As state-run Sir Lankan television reported that incumbent President Mahinda Rajapaksa won yesterday’s election, his challenger and former ally, General Sarath Fonseka, told Reuters that he was holed up in a five-star hotel, surrounded by heavily-armed commandoes.
While military spokesmen had no immediate comment on Fonseka’s charge, top military officials told Reuters that Fonseka was being watched on suspicion that he might attempt a coup, relying his own ties to the army he commanded just eight months ago. Fonseka told the news agency that he believe the government had a plan to take him and his supporters into custody.
The Sri Lankan Army denied that there was a plan to arrest the general, The Times reported. An Army spokesman told the paper that Fonseka was in the hotel with 400 of his supporters and that “their intentions were unclear.”
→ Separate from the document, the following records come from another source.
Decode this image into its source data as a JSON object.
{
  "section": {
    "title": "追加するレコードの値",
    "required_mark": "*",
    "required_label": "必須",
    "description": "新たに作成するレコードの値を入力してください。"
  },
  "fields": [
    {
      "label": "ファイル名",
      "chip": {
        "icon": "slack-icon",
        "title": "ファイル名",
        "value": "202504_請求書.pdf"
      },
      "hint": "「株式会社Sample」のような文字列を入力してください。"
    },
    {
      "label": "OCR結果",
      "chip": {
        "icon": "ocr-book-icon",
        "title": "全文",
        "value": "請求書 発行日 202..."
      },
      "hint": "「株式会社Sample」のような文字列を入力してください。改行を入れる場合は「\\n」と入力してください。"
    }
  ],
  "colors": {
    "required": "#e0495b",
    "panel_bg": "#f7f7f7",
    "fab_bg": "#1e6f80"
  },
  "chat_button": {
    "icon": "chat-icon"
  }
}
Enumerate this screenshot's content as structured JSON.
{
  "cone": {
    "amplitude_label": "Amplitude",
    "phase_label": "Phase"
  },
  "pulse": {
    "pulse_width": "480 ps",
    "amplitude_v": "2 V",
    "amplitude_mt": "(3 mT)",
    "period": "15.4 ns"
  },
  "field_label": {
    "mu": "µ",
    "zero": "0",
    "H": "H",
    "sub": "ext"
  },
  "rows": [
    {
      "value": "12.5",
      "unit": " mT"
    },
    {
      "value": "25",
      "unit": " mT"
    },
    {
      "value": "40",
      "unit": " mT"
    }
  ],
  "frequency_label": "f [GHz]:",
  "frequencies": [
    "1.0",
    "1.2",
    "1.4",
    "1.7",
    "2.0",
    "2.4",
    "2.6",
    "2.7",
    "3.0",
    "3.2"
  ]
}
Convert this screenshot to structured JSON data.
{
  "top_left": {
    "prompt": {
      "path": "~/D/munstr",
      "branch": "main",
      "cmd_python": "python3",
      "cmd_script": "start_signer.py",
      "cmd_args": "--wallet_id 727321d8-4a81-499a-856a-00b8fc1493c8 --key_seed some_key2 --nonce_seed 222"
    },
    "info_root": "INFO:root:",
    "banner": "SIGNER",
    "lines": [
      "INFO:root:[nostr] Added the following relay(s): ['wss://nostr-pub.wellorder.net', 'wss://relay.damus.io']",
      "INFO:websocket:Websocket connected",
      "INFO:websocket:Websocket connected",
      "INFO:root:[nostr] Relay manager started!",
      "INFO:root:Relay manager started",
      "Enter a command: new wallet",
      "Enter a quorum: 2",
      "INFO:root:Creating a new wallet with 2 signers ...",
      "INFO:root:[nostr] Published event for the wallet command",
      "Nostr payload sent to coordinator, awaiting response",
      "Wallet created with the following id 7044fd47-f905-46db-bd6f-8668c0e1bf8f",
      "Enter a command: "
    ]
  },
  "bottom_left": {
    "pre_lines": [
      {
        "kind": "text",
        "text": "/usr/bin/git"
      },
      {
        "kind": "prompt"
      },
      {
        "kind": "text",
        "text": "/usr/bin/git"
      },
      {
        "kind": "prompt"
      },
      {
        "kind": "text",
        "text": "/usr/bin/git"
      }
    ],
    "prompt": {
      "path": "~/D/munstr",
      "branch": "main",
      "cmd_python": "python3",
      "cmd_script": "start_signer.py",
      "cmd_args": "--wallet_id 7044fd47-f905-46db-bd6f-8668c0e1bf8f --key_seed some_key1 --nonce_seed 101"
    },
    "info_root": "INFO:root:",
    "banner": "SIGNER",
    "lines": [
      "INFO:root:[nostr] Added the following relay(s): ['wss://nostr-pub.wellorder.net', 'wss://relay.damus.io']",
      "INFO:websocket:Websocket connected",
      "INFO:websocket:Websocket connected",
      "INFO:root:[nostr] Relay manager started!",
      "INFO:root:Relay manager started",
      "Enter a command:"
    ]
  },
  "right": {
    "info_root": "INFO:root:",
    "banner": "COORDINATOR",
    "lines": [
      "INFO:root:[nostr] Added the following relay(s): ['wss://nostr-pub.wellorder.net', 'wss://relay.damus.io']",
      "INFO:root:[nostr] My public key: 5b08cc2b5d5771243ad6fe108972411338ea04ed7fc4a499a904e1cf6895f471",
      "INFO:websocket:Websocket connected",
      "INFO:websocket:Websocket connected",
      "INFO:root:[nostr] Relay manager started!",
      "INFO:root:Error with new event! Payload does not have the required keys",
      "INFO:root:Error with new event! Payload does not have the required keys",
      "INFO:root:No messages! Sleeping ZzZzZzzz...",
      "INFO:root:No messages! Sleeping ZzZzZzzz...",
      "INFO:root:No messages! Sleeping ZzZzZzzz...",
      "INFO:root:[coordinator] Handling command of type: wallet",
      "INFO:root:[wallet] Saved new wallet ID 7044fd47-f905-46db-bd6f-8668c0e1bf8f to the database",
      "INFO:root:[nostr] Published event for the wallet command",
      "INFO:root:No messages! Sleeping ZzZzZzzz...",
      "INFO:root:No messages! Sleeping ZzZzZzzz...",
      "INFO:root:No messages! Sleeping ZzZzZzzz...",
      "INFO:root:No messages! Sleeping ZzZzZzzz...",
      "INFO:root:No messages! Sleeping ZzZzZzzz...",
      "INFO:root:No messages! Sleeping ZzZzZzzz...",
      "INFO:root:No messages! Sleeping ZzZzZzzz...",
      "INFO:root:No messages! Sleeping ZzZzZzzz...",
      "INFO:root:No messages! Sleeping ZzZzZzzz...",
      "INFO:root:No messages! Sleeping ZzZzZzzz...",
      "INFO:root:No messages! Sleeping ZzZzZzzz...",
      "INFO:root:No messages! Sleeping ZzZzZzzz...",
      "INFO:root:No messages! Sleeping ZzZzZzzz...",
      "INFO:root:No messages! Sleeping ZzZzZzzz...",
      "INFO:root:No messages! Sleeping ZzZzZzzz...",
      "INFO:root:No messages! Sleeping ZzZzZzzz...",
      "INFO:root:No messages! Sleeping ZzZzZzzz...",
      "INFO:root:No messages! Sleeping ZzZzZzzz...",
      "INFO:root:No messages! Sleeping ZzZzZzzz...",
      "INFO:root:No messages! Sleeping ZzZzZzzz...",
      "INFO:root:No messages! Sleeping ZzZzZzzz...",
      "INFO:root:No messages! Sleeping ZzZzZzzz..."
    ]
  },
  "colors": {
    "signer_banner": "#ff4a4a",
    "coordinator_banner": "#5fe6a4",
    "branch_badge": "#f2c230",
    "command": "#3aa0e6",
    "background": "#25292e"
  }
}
This election season has been an incredibly contentious one in Sri Lanka – former allies who led the won the fight against the Tamils after a desperate 25-year civil war, Rajapaksa and Fonseka turned on one another this year. The campaign trail has been marked with bitter recriminations and accusations of coup plots and election fraud from both camps, as well as hundred of incidences of physical violence. Over the two-month campaign season, five people were actually killed.
Fear of election-related violence prompted security officials to deploy 68,000 police officers to polling stations; aside from a few minor explosions, election day was relatively peaceful. Today, however, two people were killed and four injured after a grenade was lobbed into a Buddhist temple in the town of Gampola.
According to The Times, voter turnout was very low, around 20 percent, in the Tamil-dominated northern parts of the country, and high, at 80 percent, in the Sinhalese south.
The results of the election are not yet official, however, Rajapaksa is currently enjoying a healthy lead over Fonseka and his party has already begun celebrating his re-election with fireworks and flowers, the BBC reported.
According to Reuters, Sri Lanka’s first presidential election since last year’s defeat of the insurgent force, the Tamil Tigers, ended with the revelation that Fonseka was not a registered voter. The country’s Election Commission said that the fact he was not registered did render him ineligible to run for election, however, Rajapaksa’s coalition has said it will challenge Fonseka’s eligibility in court. Fonseka’s supporters told The New York Times that Fonseka’s name not being on the voter lists was an effort to derail his campaign, orchestrated by the incumbent party.